Everybody goes weak at the knees for a heart-warming romance. At the very least stories of a genuine romance can warm the coldest and most cynical of hearts. We all yearn for a ‘hapy ever after’ ending.
We seem to think we can will into existence a real connection from the mere hint of a kindling affection between celebrities. Now magazine featured Katie Holmes and was awash with speculation as to whether she was going out with Jamie Foxx. The press raised our hopes for a reunion between Selena Gomez and Justin Bieber – the way they did after the breakup of Britney spears and Justin Timberlake. We too easily forget that young love often lacks true substance which can assure longevity.
We ourselves often struggle to achieve or experience these whirlwind romances, so why do we expect them of celebrities? They have become so ever-present and accessible through the media that we have a tendency to suspend disbelief about their lives as we would the questionable elements of a film at the cinema. We forget that even if they are ‘performers’, they are still entitled to their downtime to be themselves without any obligation to play a role we expect of them. A 2-hour romantic drama or comedy no longer seems enough to satisfy the fans’ insatiable appetite for ultimate and lasting romance. Wouldn’t it be so much better if we would channel that hope and energy into our own longings for genuine romance, whether we are single or married?
Where celebrities are concerned, we naively shrug off the disheartening statistics that more than 50% of marriages end in divorce. Indeed prospects are even more dismal for those in showbusiness and entertainment. Yet, for all our swooning obsessions, we show relatively little interest in couples who survive through thick and thin. We love the emotional buzz of falling in love as we do following a couple as they date, court and marry; but once the honeymoon is over, we are quick to search for the next couple to impart a dopamine rush of anticipation.
We prefer the raptures of the honeymoon period and the drama of divorce , but become bored by the humdrum of the in-between. Whether in our own relationships or the celebrity relationships we follow at a distance, our concentration spans rival those of the gnat. After 6 months we insist on proposals of marriage or pregnancy, failing which we fall prey to media rumours of breakups, backstabbings and possible rebound relationships.
A Case to Consider
On 21 January 2016, the wold learned about Mariah Carey’s engagement to the billionaire businesman, James Packer. In less than a year of official dating, it seemed thatshe had finally found her ‘Prince Charming’. More importantly, she was finally within reach of her ultimate ‘vision of live’ – a happy marriage and family.
Although she had fame, fortune and fraternal twins by her second husband, this was the one thing that eluded her. This is essentially what all human beings long for – no matter who they are – where they come from or what they achieve.
Having amassed 18 number ‘1’s on the Billboard music charts so far, over a 30 plus year career, it is no wonder that her life is one of excesses. She is never in one place for very long as she is often touring to perform and promote her music. Like most performers, she has an inverted biological clock. On many live morning talk shows, she has complained that it’s far too early. But with the arrival of her twins, she may now be burning the candles at both ends, striving to get up early to start the day with them, as any devoted mother would wish to do.

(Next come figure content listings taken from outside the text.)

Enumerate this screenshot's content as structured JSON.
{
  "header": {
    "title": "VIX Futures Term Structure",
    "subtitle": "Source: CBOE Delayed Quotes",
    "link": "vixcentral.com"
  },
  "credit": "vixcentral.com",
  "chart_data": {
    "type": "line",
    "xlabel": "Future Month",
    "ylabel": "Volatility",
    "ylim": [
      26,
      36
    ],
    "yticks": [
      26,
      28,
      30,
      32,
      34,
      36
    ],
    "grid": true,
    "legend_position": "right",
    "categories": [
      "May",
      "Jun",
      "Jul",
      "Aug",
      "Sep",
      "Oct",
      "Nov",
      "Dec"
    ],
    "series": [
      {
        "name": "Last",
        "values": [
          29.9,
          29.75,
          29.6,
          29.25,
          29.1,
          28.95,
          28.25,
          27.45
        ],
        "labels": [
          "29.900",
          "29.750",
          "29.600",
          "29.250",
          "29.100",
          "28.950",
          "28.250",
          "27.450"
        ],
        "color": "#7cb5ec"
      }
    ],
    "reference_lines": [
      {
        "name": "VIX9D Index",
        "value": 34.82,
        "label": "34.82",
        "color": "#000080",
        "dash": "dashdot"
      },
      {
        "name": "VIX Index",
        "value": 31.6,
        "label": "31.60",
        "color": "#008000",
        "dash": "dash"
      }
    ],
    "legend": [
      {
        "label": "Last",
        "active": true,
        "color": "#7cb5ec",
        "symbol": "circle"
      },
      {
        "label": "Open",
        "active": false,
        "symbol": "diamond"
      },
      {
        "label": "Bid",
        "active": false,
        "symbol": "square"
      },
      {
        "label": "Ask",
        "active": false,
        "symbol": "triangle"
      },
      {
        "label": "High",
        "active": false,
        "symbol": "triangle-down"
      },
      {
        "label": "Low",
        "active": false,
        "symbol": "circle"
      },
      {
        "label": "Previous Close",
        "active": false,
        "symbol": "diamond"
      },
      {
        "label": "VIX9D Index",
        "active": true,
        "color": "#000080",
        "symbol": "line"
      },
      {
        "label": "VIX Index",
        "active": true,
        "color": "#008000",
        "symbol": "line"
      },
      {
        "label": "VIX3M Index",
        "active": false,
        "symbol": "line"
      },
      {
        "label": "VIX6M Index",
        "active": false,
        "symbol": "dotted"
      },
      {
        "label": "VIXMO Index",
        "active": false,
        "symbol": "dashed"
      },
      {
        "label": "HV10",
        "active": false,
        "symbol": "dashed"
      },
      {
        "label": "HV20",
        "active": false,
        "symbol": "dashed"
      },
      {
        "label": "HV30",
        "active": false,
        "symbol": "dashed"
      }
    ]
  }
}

On the verge of her third marriage she was asked if she was excited. Her response was unexpectedly matter-of-a-fact – “well, you know, I’ve been married twice before”, thereby sidestepping with her usual sardonic wit, any potential awkwardness. But on further reflection, this was response was as bizarre as the response that Prince charles gave to the press when asked if he was in love. He responded philosophically with “whatever love is” – the harbinger of the sham marriage and bitter divorce which was to follow. a simple “yes” or “no” would have sufficed in both instances. But, to tell the world that you are not in love, would shatter the illusions of countless millions of doey-eyed fans.
As with Jackie Kennedy’s marriage to Aristotle Onassis, the billionaire shipping tycoon, we justified the pending union between Mariah and James as providing her with the billionaire lifestyle to which she had grown accustomed, and giving her and her children a stabilising influence in the rather stiff but predictable James. Most ordinary mortals can only imagine what it would be like to live a billionaire lifestyle. we easily forget that money is no substitute for love. Her 6-year marriage to Nick Cannon was punctuated by over the top anniversaries, no doubt orchestrated by Mariah herself who often describes herself as unapologetically “festive”.
what could be more over-the-top than the £15 million engagement ring which James gave to her. The 35-carat diamond ring was reportedly the costliest in showbusiness history outshining the engagement rings of Elizabeth Taylor who was married eight times in all. Mariah was understandably modest about it, no doubt painfully aware that luxurious and dazzling though it might be, it was no guarantee of a lasting union. Sadly, by October 2016, the couple had split on apparently less than friendly terms.
Although we will never know exactly why celebrity couples split, it is safe to conclude that they do not hold the key to true love and enduring happiness. Their fame, fortune, and star quality do not give them an edge in the ‘game of love’.